The Nieuport 10 was a useful fighter but clearly no more than a stop gap. Something better was needed if the French air service were to find the measure of the Fokker monoplane and it came in the pleasing form of the Nieuport 11 BB.Officialy the Nieuport 11 C1 and unofficialy the baby Nieuport or "BeBe", the type 11 again owed its origins to a pre-war racing monoplane. Functional in outline but with an elegance unmistakably French the Nieuport 11 was in many respects the first modern lightweight fighter Despite retaining its predecessors outmoded overwing Lewis gun as armament, in January 1916 it allowed the hard pressed French air service to meet the Fokker monoplane on far better than equal terms.

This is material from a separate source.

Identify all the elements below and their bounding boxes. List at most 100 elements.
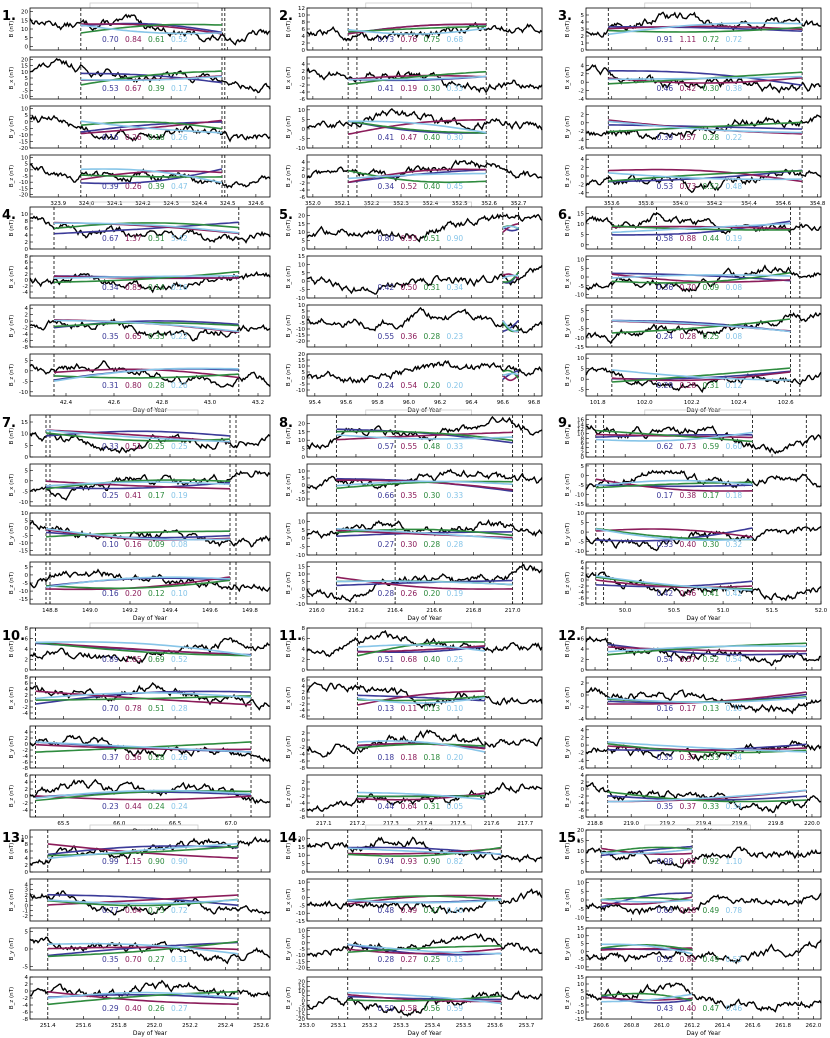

In its admittedly short heyday the baby Nieuport feared no adversary.Commissioned sous-lieutenant on March 4th 1916 and introduced to the baby Nieuport at about the same time, Guynemer's use of it was brief but to the point. Downing a LVG for his eighth victory on March 12th, the following day was wounded and would not return to combat duty for six weeks With the single honourable exception of Charles Nungesser, Georges Guynemer seems to have stopped more bullets (with his aircraft if not his person) than any other notable ace on either side. Returning to the front at the end of April he did not score again on the BeBe and put it aside for the more powerful Nieuport type 17 C1 early in May.
Displayed with spurious markings and inaccurate serial number the Musee de l'Air Nieuport 11 still amply demonstrates the types pleasing lines. Expertly restored in 1986 it now hangs in Le Bourget's truely breathtaking Grande Gallerie in the company of far too many World War One classics to list.

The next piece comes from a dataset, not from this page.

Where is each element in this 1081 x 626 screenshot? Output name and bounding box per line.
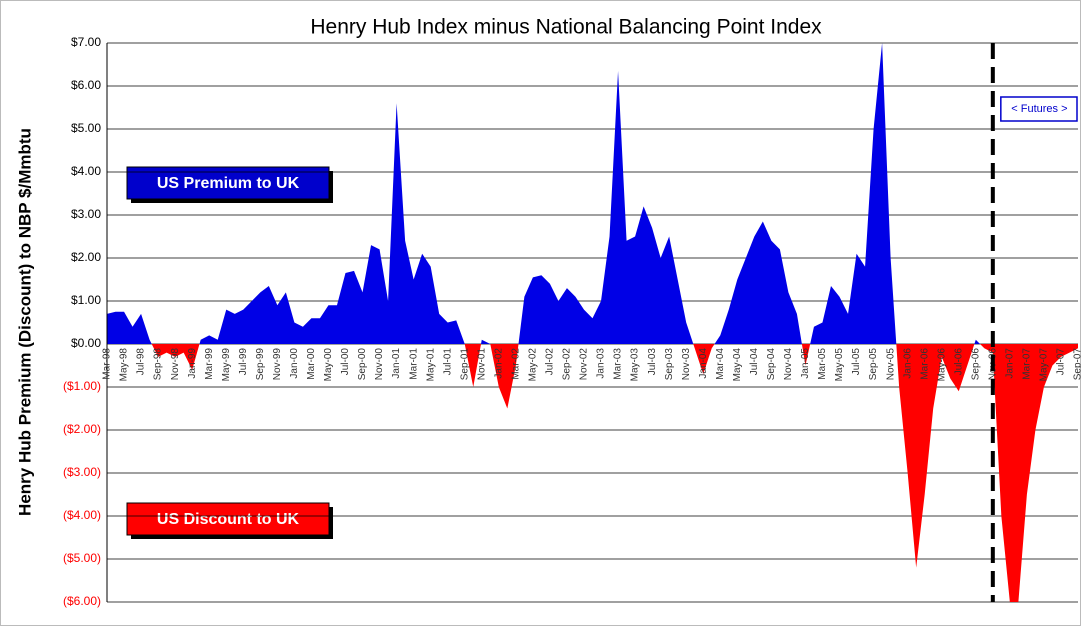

As with his Nieuport 10 Guynemers aircraft is in the typical finish of the period. Fabric areas are clear doped and the plywood forward fuselage also covered in stretched and doped linen. National cockades are marked in the by now usual Nieuport style under both sets of wings and above the upper wing, and the aircraft serial number appears on the rudder striping in black . Despite his limited use of it Guynemer still found time to have the aeroplane marked "LE VIEUX CHARLES" in formal style on the fuselage sides. Entering service with N3 at the time Escadrille markings were being introduced it is unlikely that Guynemers Nieuport 11 was effected. Its career was short and the transition to the type 17 already under way.
Nieuport 11 Span 7.52m Length 5.50m Wing Area 13.3 sq m Armament 1 x 303 cal Lewis Engine 80hp le Rhone 9c Performance Max Speed 162kph Climb 2000m
in 8.50 min
Pictured with his 'baby' Nieuport Guynemer was wounded less than twenty four hours later.